Increasing health consciousness, exacerbated by the growing popularity of sugar-free substitutes, has been affecting demand for sugar products
Melbourne, Australia (PRWEB) August 27, 2014
Sugar Manufacturing in Australia has been plagued by erratic climatic conditions and fluctuations in global supply and demand, which have contributed to considerable revenue volatility over the past five years. The industry derives a large share of its revenue from exports. Australian sugar manufacturers are subject to global market dynamics, with supply and prices being determined by larger sugar-producing nations such as Brazil and India. A strong Australian dollar for the majority of the past five years has negatively affected industry exports, but strong sugar consumption in South-East Asia has offset this somewhat. Industry revenue is forecast to expand by an annualised 4.6% in the five years through 2014-15, to reach $3.1 billion. This includes a 1.2% growth forecast in 2014-15. The production of sugar cane, which is the industry's key input, has been hampered by adverse weather conditions, which in turn have negatively affected the output of sugar. Intensifying health consciousness, exacerbated by the growing popularity of sugar-free substitutes, has also been affecting demand for sugar products. According to IBISWorld industry analyst Nick Flores, “the prevalence of low-cost private-label sugar products has contributed to declining profit margins, as retailers have been implementing price cuts to obtain a greater share of the consumer dollar.”
The industry is characterised by increasing levels of globalisation, brought about by the emergence of multinational companies. Examples include the acquisition of Sucrogen by the Singapore-based Wilmar International Limited, and the Thailand-based Mitr Phol Sugar Corp., which has recently obtained a controlling stake in MSF Sugar Limited. Multinational companies that boast vertically integrated operations and a global reach have become dominant in the industry. This has threatened the industry's single-desk export arrangements, as these companies have been trying to use their own networks to market their respective sugar production. “The spate of consolidation and rationalisation activity over the past decade is expected to continue, as producers seek increased vertical integration and cost efficiencies,” says Flores.

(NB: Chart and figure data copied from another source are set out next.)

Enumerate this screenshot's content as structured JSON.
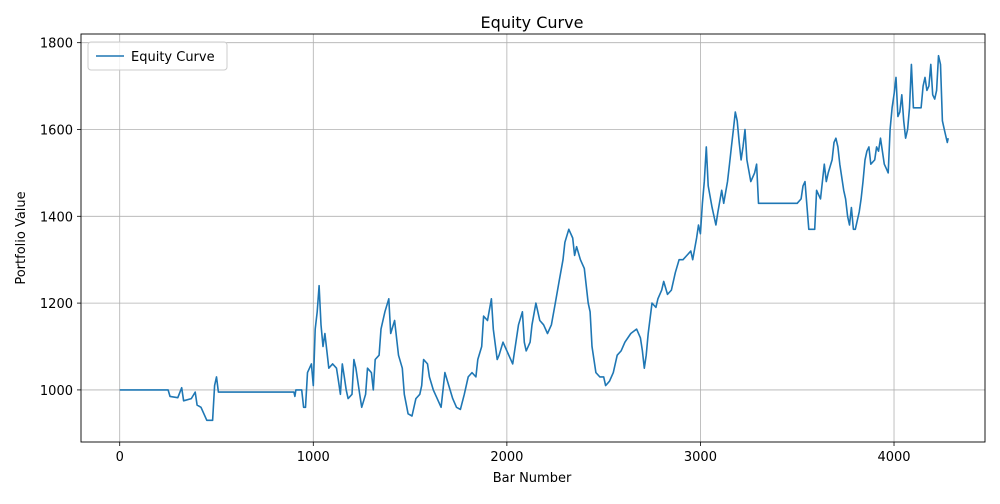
{
  "chart_data": {
    "type": "line",
    "title": "Equity Curve",
    "xlabel": "Bar Number",
    "ylabel": "Portfolio Value",
    "xlim": [
      -200,
      4470
    ],
    "ylim": [
      880,
      1820
    ],
    "xticks": [
      0,
      1000,
      2000,
      3000,
      4000
    ],
    "yticks": [
      1000,
      1200,
      1400,
      1600,
      1800
    ],
    "grid": true,
    "legend": {
      "placement": "upper-left",
      "entries": [
        "Equity Curve"
      ]
    },
    "series": [
      {
        "name": "Equity Curve",
        "color": "#1f77b4",
        "points": [
          [
            0,
            1000
          ],
          [
            250,
            1000
          ],
          [
            260,
            985
          ],
          [
            300,
            982
          ],
          [
            320,
            1005
          ],
          [
            330,
            975
          ],
          [
            370,
            980
          ],
          [
            390,
            995
          ],
          [
            400,
            965
          ],
          [
            420,
            960
          ],
          [
            450,
            930
          ],
          [
            480,
            930
          ],
          [
            490,
            1010
          ],
          [
            500,
            1030
          ],
          [
            510,
            995
          ],
          [
            600,
            995
          ],
          [
            800,
            995
          ],
          [
            900,
            995
          ],
          [
            905,
            985
          ],
          [
            910,
            1000
          ],
          [
            940,
            1000
          ],
          [
            950,
            960
          ],
          [
            960,
            960
          ],
          [
            970,
            1040
          ],
          [
            990,
            1060
          ],
          [
            1000,
            1010
          ],
          [
            1010,
            1140
          ],
          [
            1020,
            1180
          ],
          [
            1030,
            1240
          ],
          [
            1040,
            1150
          ],
          [
            1050,
            1100
          ],
          [
            1060,
            1130
          ],
          [
            1080,
            1050
          ],
          [
            1100,
            1060
          ],
          [
            1120,
            1050
          ],
          [
            1130,
            1020
          ],
          [
            1140,
            990
          ],
          [
            1150,
            1060
          ],
          [
            1160,
            1030
          ],
          [
            1170,
            1000
          ],
          [
            1180,
            980
          ],
          [
            1200,
            990
          ],
          [
            1210,
            1070
          ],
          [
            1220,
            1050
          ],
          [
            1240,
            990
          ],
          [
            1250,
            960
          ],
          [
            1270,
            990
          ],
          [
            1280,
            1050
          ],
          [
            1300,
            1040
          ],
          [
            1310,
            1000
          ],
          [
            1320,
            1070
          ],
          [
            1340,
            1080
          ],
          [
            1350,
            1140
          ],
          [
            1370,
            1180
          ],
          [
            1390,
            1210
          ],
          [
            1400,
            1130
          ],
          [
            1420,
            1160
          ],
          [
            1440,
            1080
          ],
          [
            1460,
            1050
          ],
          [
            1470,
            990
          ],
          [
            1490,
            945
          ],
          [
            1510,
            940
          ],
          [
            1530,
            980
          ],
          [
            1550,
            990
          ],
          [
            1560,
            1010
          ],
          [
            1570,
            1070
          ],
          [
            1590,
            1060
          ],
          [
            1600,
            1030
          ],
          [
            1620,
            1000
          ],
          [
            1640,
            980
          ],
          [
            1660,
            960
          ],
          [
            1680,
            1040
          ],
          [
            1700,
            1010
          ],
          [
            1720,
            980
          ],
          [
            1740,
            960
          ],
          [
            1760,
            955
          ],
          [
            1780,
            990
          ],
          [
            1800,
            1030
          ],
          [
            1820,
            1040
          ],
          [
            1840,
            1030
          ],
          [
            1850,
            1070
          ],
          [
            1870,
            1100
          ],
          [
            1880,
            1170
          ],
          [
            1900,
            1160
          ],
          [
            1920,
            1210
          ],
          [
            1930,
            1140
          ],
          [
            1950,
            1070
          ],
          [
            1960,
            1080
          ],
          [
            1980,
            1110
          ],
          [
            2000,
            1090
          ],
          [
            2010,
            1080
          ],
          [
            2030,
            1060
          ],
          [
            2060,
            1150
          ],
          [
            2080,
            1180
          ],
          [
            2090,
            1110
          ],
          [
            2100,
            1090
          ],
          [
            2120,
            1110
          ],
          [
            2130,
            1150
          ],
          [
            2150,
            1200
          ],
          [
            2170,
            1160
          ],
          [
            2190,
            1150
          ],
          [
            2210,
            1130
          ],
          [
            2230,
            1150
          ],
          [
            2250,
            1200
          ],
          [
            2270,
            1250
          ],
          [
            2290,
            1300
          ],
          [
            2300,
            1340
          ],
          [
            2320,
            1370
          ],
          [
            2340,
            1350
          ],
          [
            2350,
            1310
          ],
          [
            2360,
            1330
          ],
          [
            2380,
            1300
          ],
          [
            2400,
            1280
          ],
          [
            2420,
            1200
          ],
          [
            2430,
            1180
          ],
          [
            2440,
            1100
          ],
          [
            2460,
            1040
          ],
          [
            2480,
            1030
          ],
          [
            2500,
            1030
          ],
          [
            2510,
            1010
          ],
          [
            2530,
            1020
          ],
          [
            2550,
            1040
          ],
          [
            2570,
            1080
          ],
          [
            2590,
            1090
          ],
          [
            2610,
            1110
          ],
          [
            2640,
            1130
          ],
          [
            2670,
            1140
          ],
          [
            2690,
            1120
          ],
          [
            2700,
            1090
          ],
          [
            2710,
            1050
          ],
          [
            2720,
            1080
          ],
          [
            2730,
            1130
          ],
          [
            2750,
            1200
          ],
          [
            2770,
            1190
          ],
          [
            2780,
            1210
          ],
          [
            2800,
            1230
          ],
          [
            2810,
            1250
          ],
          [
            2830,
            1220
          ],
          [
            2850,
            1230
          ],
          [
            2870,
            1270
          ],
          [
            2890,
            1300
          ],
          [
            2910,
            1300
          ],
          [
            2930,
            1310
          ],
          [
            2950,
            1320
          ],
          [
            2960,
            1300
          ],
          [
            2980,
            1350
          ],
          [
            2990,
            1380
          ],
          [
            3000,
            1360
          ],
          [
            3010,
            1430
          ],
          [
            3020,
            1480
          ],
          [
            3030,
            1560
          ],
          [
            3040,
            1470
          ],
          [
            3060,
            1420
          ],
          [
            3080,
            1380
          ],
          [
            3090,
            1410
          ],
          [
            3110,
            1460
          ],
          [
            3120,
            1430
          ],
          [
            3140,
            1480
          ],
          [
            3150,
            1520
          ],
          [
            3160,
            1560
          ],
          [
            3170,
            1600
          ],
          [
            3180,
            1640
          ],
          [
            3190,
            1620
          ],
          [
            3200,
            1570
          ],
          [
            3210,
            1530
          ],
          [
            3220,
            1560
          ],
          [
            3230,
            1600
          ],
          [
            3240,
            1530
          ],
          [
            3260,
            1480
          ],
          [
            3280,
            1500
          ],
          [
            3290,
            1520
          ],
          [
            3300,
            1430
          ],
          [
            3400,
            1430
          ],
          [
            3500,
            1430
          ],
          [
            3520,
            1440
          ],
          [
            3530,
            1470
          ],
          [
            3540,
            1480
          ],
          [
            3560,
            1370
          ],
          [
            3590,
            1370
          ],
          [
            3600,
            1460
          ],
          [
            3620,
            1440
          ],
          [
            3640,
            1520
          ],
          [
            3650,
            1480
          ],
          [
            3660,
            1500
          ],
          [
            3680,
            1530
          ],
          [
            3690,
            1570
          ],
          [
            3700,
            1580
          ],
          [
            3710,
            1560
          ],
          [
            3720,
            1520
          ],
          [
            3740,
            1460
          ],
          [
            3750,
            1440
          ],
          [
            3760,
            1400
          ],
          [
            3770,
            1380
          ],
          [
            3780,
            1420
          ],
          [
            3790,
            1370
          ],
          [
            3800,
            1370
          ],
          [
            3820,
            1410
          ],
          [
            3830,
            1440
          ],
          [
            3840,
            1480
          ],
          [
            3850,
            1530
          ],
          [
            3860,
            1550
          ],
          [
            3870,
            1560
          ],
          [
            3880,
            1520
          ],
          [
            3900,
            1530
          ],
          [
            3910,
            1560
          ],
          [
            3920,
            1550
          ],
          [
            3930,
            1580
          ],
          [
            3940,
            1550
          ],
          [
            3950,
            1520
          ],
          [
            3960,
            1510
          ],
          [
            3970,
            1500
          ],
          [
            3980,
            1600
          ],
          [
            3990,
            1650
          ],
          [
            4000,
            1680
          ],
          [
            4010,
            1720
          ],
          [
            4020,
            1630
          ],
          [
            4030,
            1640
          ],
          [
            4040,
            1680
          ],
          [
            4050,
            1620
          ],
          [
            4060,
            1580
          ],
          [
            4070,
            1600
          ],
          [
            4080,
            1650
          ],
          [
            4090,
            1750
          ],
          [
            4100,
            1650
          ],
          [
            4120,
            1650
          ],
          [
            4140,
            1650
          ],
          [
            4150,
            1700
          ],
          [
            4160,
            1720
          ],
          [
            4170,
            1690
          ],
          [
            4180,
            1700
          ],
          [
            4190,
            1750
          ],
          [
            4200,
            1680
          ],
          [
            4210,
            1670
          ],
          [
            4220,
            1690
          ],
          [
            4230,
            1770
          ],
          [
            4240,
            1750
          ],
          [
            4250,
            1620
          ],
          [
            4260,
            1600
          ],
          [
            4270,
            1580
          ],
          [
            4275,
            1570
          ],
          [
            4280,
            1580
          ]
        ]
      }
    ]
  }
}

The Sugar Manufacturing industry has a high concentration level, and has become more concentrated over the past five years. Industry consolidation means that fewer companies control the number of mills operating in the industry and a smaller number of mills are serving wider geographic markets. Increased consolidation is consistent with similar trends in other food manufacturing industries. Industry consolidation activity has gained momentum over the last few years, with leading sugar manufacturers increasing in size and capacity. For example, in April 2010, MSF Sugar Limited launched a joint venture project with Bundaberg Sugar to operate both companies' assets in northern Queensland, which would further increase production quotas. MSF acquired Bundaberg in December 2010, making it one of the top four sugar manufacturers in Australia.
For more information, visit IBISWorld’s Sugar Manufacturing industry in Australia report page.
Sugar manufacturers process sugar cane to create raw or refined sugar or molasses. These products are then exported or sold to food manufacturers, grocery wholesalers and supermarket chains.